The NSM was re-formed as the British Movement in the late 1960s, which has continued to exist in various forms until the present.

62 Group

Soly Malinkovsky in Ridley Road. Photo: Red Production Company and MasterpieceSoly Malinovsky was based off Wally Levy, who supported the real-life 62 Group fighting against fascism. Photo: Red Production Company and Masterpiece

When the NSM began gaining public notice, members of the Jewish community again decided to form a group to militantly oppose fascism in England. Among them was Wally Levy, the owner of London’s largest black cab business, who inspired the character of Soly Malinovsky in Ridley Road, as show creator Sarah Solemani wrote in The Guardian. Rabbi Leslie Hardman, who saw the concentration camp at Bergen-Belsen firsthand during the war, supported the group—he’s the inspiration for Rabbi Leslie Lehrer in Ridley Road. The 62 Group included women, too, like Vivien Epstein and Nancy Malinovsky in the show. They did infiltrate and wire-tap fascist organizations.

Françoise Dior

Dior was the daughter of a left-wing journalist and the niece of the French Resistance fighter Catherine Dior, who was captured by the Gestapo and imprisoned in several concentration camps and prisons. The fashion designer Christian Dior was an uncle. Françoise became a supporter of Jordan and the NSM after the Trafalgar Square rally, and became engaged to Tyndall in 1963 before instead marrying Jordan that year. She wore a jeweled swastika at the wedding; protesters pelted the couple with rotten apples and eggs, according to a contemporaneous report in The New York Times.

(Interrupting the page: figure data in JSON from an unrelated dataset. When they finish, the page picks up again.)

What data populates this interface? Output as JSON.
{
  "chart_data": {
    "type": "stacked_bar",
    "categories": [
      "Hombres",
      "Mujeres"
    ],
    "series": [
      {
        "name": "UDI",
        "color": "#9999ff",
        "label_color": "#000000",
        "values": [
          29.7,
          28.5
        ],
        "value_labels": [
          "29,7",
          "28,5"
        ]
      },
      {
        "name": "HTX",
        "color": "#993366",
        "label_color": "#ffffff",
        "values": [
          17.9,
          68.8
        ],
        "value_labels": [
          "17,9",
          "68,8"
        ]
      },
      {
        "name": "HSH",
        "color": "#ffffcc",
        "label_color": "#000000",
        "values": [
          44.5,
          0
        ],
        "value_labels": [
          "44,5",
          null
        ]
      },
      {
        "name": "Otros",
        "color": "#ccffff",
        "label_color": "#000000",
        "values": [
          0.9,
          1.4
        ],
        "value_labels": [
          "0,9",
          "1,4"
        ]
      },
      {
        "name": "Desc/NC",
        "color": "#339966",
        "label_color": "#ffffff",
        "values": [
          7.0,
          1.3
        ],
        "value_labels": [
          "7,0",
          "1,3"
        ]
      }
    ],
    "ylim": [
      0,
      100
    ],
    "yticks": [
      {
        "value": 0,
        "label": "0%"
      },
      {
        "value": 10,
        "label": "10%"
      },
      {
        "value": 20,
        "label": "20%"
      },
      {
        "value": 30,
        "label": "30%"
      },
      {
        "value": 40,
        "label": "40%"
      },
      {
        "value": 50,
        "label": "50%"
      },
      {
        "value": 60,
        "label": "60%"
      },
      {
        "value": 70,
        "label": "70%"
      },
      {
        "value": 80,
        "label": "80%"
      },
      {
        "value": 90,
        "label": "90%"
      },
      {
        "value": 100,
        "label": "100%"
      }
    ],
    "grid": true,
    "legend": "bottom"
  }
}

They had another marriage ceremony at NSM headquarters where they cut their fingers and mixed their blood. The marriage only lasted until 1967. Dior was arrested after being tied to an arson by members of the 62 Group. She died in 1993.

George Lincoln Rockwell

George Lincoln Rockwell and Colin Jordan in Ridley Road. Photo: Red Production Company and MasterpieceGeorge Lincoln Rockwell did visit England for a conference of fascists, despite being banned by Britain from traveling there. Photo: Red Production Company and Masterpiece

The founder of the American Nazi Party did indeed visit England in 1962, to attend a conference of international fascists hosted by Colin Jordan. Jordan was elected leader of the World Union of National Socialists, and Rockwell his deputy. Britain tried to prevent Rockwell from entering the country and eventually deported him.

He was born in Bloomington, Illinois, served in the Navy, ran for president of the United States and governor of Virginia, and founded the American Nazi Party in the late 1950s. It had about 30 members in 1962, according to The New York Times, and was headquartered in a house in Arlington, Virginia provided by a rich supporter just like Jordan’s NSM in Ridley Road. (The idea of a noble backer of the NSM was inspired by the 12th Duke of Bedford, who supported British fascists in the period surrounding World War II.) Rockwell led a counter-protest against Martin Luther King, Jr. in Chicago in 1966 and was killed by a banned member of his own party the next year. A decade later, neo-Nazis tried to march in Skokie, setting off a national uproar and court battle.